The elusive work-life balance is a moving target. As the world of work continues to change, local entities like Peckham and MSU each embrace a vision that continues to evolve with the needs of their employees.

“The organization we have today is different from 10 years ago,” said Walworth, “and will be different in 10 years. We want to have a work experience that captures everyone in their work journey. We try to be proactive and engage with the employees and see the human element. At the end of the day, these are people. How do we make sure they are getting the best experience and feel valued when they’re here?”

Helping the HR professionals of Michigan

In businesses large and small, the human resources department is responsible for a variety of functions, from the collection and maintenance of personal data to educating employees about their responsibilities, opportunities and legal rights. This is both for the protection and well-being of staff and the companies themselves. But who provides the resources for HR departments to help their companies continue their improvement and compliance?

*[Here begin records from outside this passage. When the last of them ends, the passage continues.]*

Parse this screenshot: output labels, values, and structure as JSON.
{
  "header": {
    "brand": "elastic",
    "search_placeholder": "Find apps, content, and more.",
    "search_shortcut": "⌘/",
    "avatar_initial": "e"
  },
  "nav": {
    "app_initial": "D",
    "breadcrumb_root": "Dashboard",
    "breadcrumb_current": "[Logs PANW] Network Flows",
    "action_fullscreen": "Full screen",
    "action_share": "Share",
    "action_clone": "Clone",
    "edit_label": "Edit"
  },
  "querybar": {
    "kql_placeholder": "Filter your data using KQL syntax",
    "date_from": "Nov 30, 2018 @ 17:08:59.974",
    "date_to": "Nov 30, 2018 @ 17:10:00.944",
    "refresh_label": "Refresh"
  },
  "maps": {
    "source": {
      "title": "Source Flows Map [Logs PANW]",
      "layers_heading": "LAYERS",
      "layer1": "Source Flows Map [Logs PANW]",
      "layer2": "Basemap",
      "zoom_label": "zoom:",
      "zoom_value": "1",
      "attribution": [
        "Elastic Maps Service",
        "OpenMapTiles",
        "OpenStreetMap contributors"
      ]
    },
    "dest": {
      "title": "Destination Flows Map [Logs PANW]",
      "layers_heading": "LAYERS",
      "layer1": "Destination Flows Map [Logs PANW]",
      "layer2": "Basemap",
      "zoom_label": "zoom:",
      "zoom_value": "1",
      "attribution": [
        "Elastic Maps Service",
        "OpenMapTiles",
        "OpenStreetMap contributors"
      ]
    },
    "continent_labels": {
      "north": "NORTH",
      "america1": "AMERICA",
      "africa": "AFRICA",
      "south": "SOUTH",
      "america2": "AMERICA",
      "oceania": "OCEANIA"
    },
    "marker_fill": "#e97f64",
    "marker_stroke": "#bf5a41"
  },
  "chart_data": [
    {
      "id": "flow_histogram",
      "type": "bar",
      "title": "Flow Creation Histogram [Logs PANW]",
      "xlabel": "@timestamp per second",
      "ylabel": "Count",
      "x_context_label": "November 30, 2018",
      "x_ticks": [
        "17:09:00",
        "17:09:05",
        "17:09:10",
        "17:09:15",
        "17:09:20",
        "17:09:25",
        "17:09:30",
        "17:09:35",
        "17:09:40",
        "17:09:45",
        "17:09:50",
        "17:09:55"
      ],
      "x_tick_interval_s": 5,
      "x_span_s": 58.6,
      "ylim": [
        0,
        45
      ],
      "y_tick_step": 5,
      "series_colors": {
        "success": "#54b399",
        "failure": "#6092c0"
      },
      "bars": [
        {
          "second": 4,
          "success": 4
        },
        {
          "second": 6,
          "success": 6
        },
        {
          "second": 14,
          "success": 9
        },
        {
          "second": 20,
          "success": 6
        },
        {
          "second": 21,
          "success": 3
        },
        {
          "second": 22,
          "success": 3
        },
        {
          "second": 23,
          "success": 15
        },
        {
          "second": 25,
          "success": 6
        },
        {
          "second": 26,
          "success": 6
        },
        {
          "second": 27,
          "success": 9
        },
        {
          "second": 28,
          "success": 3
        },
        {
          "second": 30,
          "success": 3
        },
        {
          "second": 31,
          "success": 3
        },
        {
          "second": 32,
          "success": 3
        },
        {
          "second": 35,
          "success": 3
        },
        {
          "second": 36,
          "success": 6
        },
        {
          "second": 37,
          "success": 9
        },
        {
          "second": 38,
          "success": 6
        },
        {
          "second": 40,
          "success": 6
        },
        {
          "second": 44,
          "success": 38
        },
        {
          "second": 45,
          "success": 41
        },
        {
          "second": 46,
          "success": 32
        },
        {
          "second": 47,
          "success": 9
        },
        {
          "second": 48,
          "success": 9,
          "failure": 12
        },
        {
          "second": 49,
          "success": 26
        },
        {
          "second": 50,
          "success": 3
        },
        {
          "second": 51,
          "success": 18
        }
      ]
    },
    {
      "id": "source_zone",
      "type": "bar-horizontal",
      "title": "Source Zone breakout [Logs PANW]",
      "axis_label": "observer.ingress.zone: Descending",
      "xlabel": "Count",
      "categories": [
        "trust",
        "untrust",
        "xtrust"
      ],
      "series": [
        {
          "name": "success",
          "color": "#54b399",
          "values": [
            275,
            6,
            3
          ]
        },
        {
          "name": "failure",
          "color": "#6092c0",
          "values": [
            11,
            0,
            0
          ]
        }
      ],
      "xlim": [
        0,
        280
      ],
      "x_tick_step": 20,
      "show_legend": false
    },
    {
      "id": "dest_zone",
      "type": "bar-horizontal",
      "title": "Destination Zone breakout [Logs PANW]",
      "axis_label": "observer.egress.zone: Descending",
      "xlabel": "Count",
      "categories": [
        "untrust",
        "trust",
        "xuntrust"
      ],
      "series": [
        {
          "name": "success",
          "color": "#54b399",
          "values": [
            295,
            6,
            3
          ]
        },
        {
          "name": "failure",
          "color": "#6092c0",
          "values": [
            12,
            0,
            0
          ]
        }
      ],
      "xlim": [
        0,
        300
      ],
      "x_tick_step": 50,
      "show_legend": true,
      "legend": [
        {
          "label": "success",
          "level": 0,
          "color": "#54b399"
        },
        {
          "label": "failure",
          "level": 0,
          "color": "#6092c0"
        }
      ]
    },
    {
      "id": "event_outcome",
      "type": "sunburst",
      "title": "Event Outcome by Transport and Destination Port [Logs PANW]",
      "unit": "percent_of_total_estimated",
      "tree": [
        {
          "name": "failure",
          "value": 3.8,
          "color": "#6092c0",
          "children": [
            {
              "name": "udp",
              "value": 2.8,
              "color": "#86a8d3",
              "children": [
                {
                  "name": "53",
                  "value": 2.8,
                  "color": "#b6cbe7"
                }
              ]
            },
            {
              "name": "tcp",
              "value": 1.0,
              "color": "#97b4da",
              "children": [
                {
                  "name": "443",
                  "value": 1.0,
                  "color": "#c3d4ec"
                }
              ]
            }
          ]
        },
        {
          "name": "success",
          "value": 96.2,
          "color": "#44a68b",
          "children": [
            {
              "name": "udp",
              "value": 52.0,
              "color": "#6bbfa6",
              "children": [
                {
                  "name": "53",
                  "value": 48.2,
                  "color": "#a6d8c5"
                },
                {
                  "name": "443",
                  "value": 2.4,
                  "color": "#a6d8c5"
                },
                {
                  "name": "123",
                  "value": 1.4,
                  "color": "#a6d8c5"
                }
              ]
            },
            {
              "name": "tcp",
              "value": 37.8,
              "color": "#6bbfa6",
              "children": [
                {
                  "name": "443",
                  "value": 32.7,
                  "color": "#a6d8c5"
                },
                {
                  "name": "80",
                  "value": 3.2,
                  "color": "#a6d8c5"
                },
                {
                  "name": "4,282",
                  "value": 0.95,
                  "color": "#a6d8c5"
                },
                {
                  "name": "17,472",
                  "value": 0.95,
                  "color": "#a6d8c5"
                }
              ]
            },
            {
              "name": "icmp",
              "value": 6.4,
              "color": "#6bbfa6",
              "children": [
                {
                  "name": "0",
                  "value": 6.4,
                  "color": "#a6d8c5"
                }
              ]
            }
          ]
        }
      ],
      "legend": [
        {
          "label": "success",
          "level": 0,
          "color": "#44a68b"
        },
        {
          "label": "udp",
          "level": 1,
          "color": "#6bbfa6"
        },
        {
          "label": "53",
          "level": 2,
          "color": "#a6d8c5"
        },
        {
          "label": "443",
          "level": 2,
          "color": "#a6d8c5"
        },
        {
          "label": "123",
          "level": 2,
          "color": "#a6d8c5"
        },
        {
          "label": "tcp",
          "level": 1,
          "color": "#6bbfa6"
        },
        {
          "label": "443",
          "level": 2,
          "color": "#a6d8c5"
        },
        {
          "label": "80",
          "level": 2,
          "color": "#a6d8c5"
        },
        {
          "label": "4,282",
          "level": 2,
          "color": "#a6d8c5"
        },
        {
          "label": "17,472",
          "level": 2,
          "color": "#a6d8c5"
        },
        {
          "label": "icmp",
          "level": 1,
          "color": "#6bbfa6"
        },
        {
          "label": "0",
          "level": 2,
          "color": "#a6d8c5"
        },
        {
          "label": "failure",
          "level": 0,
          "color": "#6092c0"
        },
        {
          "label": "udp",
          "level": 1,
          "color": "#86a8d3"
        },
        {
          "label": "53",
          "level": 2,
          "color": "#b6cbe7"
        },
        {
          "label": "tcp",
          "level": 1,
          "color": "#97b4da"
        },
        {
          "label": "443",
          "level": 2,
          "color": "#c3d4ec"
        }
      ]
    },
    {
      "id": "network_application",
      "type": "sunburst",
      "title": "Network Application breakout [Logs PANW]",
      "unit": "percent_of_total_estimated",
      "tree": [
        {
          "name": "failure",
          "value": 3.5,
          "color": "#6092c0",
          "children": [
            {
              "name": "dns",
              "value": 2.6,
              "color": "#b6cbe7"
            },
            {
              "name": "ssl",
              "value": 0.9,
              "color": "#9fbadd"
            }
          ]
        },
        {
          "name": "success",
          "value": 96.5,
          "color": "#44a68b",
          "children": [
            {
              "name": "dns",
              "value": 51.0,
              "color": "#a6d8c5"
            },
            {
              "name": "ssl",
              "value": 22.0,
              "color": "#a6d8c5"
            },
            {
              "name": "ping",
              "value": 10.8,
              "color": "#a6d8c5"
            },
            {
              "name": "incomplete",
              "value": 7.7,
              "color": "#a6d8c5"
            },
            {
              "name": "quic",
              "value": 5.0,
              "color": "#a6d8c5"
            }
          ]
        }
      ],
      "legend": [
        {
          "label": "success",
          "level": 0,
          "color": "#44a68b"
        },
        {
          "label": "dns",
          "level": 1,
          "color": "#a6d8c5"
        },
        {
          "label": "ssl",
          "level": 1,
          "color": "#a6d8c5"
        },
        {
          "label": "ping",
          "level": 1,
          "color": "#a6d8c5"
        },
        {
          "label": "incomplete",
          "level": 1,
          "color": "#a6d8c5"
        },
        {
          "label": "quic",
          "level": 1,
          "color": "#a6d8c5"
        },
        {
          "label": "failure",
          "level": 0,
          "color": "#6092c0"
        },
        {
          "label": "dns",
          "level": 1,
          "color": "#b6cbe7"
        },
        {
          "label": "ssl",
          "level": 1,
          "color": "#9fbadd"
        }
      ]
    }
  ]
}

The Michigan Chamber of Commerce offers training to businesses across the state, from full-day seminars to webinars and online courses. For Tammy Smith, director of training and education solutions, the focus of HR trainings has moved beyond helping businesses keep complaint with the laws; they also focus on the “softer skills.”

“By softer skills, we mean how to build a good culture, having proper supervisor training, keeping employees and customers safe. We’re trying to keep the HR departments prepared for different situations,” Smith said.

Smith added HR has become a trendy topic.

“At the beginning of the year, everything was about sexual harassment because of the #MeToo movement,” said Smith. “Everyone started to look at their own programs and asked, ‘What are we doing?’ ”

Similarly, Smith said that whenever a workplace shooting happens around the country, she receives several requests for training on workplace safety.

Staying on top of what’s happening in our culture still means staying on top of current laws as well — even ones that could be on the horizon. The Marijuana Legalization Initiative is on the November ballot, but Smith said the Michigan Chamber of Commerce is already working to be prepared to help businesses if it passes.

“By being the lobbying organization that we are, we have so many great partners in the Legislature and outside to know what’s going on in terms of law. We’re right there on the front line developing and fighting for the laws,” Smith said.

Smith said companies are now understanding the legalities of how their HR department runs, from documentation to investigations. The resources provided by the Michigan Chamber of Commerce are in place to help those
companies succeed.

“We want to be there with solutions,” she said. “Do you need an audit? Are you documenting and handling those situations properly? We’d be happy to help.”